The Peace Bridge

Buffalo, New York – Fort Erie, Ontario

1927 – Present

The idea of a Peace Bridge became a reality, mainly from the fact that the International Railway Bridge did not address the needs of pedestrian and motor vehicle traffic. In 1919, Alonzo Clark Mather began to push for a new bridge which would reflect the peace and the cooperation between two great nations. William C. Eckert led the pro bridge movement.

On August 6th 1925, the building of the Peace Bridge was approved by the International Joint Commission. Financing for the bridge totaled to $4.5 million dollars, mainly through bond issues.

The ground breaking ceremony took place on August 17th 1925. Completion was scheduled for spring of 1927.

Major construction contracts were awarded to R.B. Porter of St. Catharines, Turner Construction of Buffalo, and Bethlehem Steel Company of Pennsylvania. The chief engineer was Edward Lupfer.

The Peace Bridge was planned to be built approximately one kilometer south of the International Railway Bridge. A major obstacle to building this bridge was the water current, which averages 7.5 to 12 miles per hour.

The Peace Bridge consisted of five arched spans over the Niagara River and a Parker through-truss which spans the Black Rock Canal on the American side. The total length of this bridge is 5,800 feet (1,770 m), consisting of 3,500 feet of steel work. The bridge also included 9,000 tons of structural steel and 800 tons of reinforcing steel.
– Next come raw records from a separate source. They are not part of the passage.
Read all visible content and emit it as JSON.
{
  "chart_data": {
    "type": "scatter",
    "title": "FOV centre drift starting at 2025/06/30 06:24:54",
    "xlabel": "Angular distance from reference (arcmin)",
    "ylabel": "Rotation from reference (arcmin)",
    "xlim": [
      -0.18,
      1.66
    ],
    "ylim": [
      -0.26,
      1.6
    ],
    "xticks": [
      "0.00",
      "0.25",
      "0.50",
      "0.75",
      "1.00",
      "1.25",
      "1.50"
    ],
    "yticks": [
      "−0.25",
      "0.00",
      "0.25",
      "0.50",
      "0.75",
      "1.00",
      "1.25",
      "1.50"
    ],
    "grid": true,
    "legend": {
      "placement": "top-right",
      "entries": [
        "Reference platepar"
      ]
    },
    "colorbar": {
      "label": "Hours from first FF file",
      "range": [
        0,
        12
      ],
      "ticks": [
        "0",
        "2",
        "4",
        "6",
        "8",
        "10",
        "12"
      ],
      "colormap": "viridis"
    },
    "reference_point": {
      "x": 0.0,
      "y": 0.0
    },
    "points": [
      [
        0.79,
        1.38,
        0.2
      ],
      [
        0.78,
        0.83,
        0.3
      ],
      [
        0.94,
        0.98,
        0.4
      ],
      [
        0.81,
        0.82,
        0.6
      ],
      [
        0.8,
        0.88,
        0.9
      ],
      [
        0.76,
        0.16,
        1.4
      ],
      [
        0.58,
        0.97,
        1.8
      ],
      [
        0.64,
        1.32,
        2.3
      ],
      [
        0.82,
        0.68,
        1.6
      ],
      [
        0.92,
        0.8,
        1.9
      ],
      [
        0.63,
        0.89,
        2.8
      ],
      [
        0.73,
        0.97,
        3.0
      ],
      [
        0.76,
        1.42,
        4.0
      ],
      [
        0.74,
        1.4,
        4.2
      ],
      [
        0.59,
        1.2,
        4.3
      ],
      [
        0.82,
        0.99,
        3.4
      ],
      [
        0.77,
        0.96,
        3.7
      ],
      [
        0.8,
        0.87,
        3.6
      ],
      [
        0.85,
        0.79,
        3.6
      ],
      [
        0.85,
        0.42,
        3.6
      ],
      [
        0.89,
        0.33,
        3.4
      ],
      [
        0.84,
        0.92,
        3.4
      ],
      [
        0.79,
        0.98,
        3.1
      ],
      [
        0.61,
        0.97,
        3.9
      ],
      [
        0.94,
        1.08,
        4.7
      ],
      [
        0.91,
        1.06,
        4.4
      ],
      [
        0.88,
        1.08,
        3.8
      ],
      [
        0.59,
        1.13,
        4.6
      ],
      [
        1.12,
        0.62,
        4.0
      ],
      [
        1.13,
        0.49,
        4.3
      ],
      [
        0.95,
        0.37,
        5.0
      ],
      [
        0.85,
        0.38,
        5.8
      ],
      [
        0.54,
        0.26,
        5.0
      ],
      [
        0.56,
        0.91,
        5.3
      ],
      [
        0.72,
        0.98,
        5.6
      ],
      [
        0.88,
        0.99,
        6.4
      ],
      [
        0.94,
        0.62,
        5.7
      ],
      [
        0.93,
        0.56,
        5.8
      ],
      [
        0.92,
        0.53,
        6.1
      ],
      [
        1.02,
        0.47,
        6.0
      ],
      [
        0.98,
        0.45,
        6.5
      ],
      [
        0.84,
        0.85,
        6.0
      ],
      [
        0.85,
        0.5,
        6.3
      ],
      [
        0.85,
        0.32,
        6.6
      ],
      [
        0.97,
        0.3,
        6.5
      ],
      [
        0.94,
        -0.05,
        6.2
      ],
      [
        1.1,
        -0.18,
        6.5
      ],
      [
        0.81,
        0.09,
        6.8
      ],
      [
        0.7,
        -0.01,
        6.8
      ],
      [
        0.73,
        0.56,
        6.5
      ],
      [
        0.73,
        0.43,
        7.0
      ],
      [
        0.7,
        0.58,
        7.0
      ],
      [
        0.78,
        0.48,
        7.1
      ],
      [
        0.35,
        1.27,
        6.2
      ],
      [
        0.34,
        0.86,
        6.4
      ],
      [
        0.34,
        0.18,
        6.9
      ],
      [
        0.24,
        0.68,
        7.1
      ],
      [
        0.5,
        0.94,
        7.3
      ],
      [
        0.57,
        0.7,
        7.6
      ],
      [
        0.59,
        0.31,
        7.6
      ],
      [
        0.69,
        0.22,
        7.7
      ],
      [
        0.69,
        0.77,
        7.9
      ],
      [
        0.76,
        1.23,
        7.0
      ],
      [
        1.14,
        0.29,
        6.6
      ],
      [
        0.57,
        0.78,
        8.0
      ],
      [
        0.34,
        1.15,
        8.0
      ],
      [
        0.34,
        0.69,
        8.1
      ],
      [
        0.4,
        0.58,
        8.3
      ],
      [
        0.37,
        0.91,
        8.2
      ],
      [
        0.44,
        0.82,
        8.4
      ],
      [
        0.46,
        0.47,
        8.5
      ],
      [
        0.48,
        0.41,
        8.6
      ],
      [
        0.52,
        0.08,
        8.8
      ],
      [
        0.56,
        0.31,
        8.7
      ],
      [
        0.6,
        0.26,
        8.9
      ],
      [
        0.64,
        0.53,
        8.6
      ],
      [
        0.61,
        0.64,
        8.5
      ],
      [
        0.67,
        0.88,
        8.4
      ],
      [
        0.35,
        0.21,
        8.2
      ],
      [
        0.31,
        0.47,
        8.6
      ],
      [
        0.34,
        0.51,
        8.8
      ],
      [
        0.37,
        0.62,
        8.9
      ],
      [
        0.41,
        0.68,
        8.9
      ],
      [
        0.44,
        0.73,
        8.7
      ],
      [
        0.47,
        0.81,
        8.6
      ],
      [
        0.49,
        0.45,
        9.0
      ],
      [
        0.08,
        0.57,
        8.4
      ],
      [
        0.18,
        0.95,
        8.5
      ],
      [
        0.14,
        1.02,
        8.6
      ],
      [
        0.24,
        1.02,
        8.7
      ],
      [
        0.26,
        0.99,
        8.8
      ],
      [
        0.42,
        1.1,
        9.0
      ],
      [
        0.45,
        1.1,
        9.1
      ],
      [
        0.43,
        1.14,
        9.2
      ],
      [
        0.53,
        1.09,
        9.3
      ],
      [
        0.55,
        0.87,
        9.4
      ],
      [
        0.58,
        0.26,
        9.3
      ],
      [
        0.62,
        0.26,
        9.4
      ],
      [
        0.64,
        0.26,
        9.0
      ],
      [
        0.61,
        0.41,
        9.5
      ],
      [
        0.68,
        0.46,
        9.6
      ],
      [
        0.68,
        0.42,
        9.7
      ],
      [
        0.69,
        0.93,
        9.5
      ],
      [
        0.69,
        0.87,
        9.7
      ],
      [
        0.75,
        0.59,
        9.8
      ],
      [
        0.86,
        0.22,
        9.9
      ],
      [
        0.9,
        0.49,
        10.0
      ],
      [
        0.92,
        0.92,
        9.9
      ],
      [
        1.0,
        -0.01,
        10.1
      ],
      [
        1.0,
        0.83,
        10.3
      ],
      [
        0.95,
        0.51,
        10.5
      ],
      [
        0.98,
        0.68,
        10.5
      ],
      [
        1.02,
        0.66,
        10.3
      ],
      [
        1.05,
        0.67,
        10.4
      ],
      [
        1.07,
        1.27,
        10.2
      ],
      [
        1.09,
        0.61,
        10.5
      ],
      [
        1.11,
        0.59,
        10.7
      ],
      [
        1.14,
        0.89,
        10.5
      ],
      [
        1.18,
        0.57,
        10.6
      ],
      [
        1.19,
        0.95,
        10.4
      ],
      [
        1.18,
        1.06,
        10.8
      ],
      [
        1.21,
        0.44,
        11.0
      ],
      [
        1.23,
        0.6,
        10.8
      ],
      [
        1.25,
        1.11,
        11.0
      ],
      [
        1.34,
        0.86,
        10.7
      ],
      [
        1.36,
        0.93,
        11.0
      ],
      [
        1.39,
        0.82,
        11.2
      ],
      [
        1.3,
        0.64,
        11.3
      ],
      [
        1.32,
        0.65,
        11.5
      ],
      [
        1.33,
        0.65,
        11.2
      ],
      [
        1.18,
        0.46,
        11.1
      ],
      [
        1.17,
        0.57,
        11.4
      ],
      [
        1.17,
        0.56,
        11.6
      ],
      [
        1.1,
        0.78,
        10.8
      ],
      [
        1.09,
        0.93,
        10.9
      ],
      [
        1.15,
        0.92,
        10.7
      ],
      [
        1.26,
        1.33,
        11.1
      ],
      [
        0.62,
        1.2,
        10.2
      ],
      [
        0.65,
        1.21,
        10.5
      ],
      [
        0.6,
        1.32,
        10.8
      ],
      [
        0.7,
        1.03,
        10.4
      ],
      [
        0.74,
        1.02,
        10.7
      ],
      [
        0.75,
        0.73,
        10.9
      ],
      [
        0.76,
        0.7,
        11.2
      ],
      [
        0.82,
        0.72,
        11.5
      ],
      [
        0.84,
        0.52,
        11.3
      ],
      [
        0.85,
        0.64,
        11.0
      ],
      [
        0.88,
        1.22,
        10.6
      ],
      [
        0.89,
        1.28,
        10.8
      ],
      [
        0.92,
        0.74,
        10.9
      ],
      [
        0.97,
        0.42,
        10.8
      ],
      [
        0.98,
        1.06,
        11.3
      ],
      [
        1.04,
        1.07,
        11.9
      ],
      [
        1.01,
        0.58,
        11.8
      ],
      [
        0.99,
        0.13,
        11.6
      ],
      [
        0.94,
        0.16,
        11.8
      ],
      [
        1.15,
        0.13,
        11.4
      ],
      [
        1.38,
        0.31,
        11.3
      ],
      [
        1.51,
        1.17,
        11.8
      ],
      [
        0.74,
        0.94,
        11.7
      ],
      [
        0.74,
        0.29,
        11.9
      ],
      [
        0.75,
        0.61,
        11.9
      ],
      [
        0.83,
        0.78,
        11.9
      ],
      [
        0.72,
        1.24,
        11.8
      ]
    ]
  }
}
On March 13th 1927, Mr. Edward Lupfer, the chief engineer, drove the first car across the bridge. Mr. Lupfer later designed the Rainbow Bridge in Niagara Falls.

On June 1st 1927, the Peace Bridge was opened to the public. An official ceremony was held on August 7th 1927.

Until 1992, the Peace Bridge was the busiest border crossing between Canada and the USA. Throughout the past decade, the Peace Bridge has under gone many structural improvements. In 1993, an $88 million dollar renovation plan was announced.

On December 2nd 1997, the Buffalo and Ft. Erie Public Bridge Authority, announced plans for the building of a twin second Peace Bridge to be situated to the North of the existing Peace Bridge in order to alleviate traffic congestion.

The 1997 project was estimated to cost $65 million dollars with a completion date of 2002. Construction is set to begin in March of 1999. The new bridge was to be modeled after the first Peace Bridge. It was planned to have five arched spans stretching end to end across the Niagara River. The highlight of this new bridge was a 17 storeys tall, 600 foot long, and 170 foot tall arch spanning the Black Rock Canal on the American side. The new Peace Bridge would have helped increase daily vehicle traffic by 33%. Today, legal difficulties and court challenges have delayed the start of bridge construction indefinitely.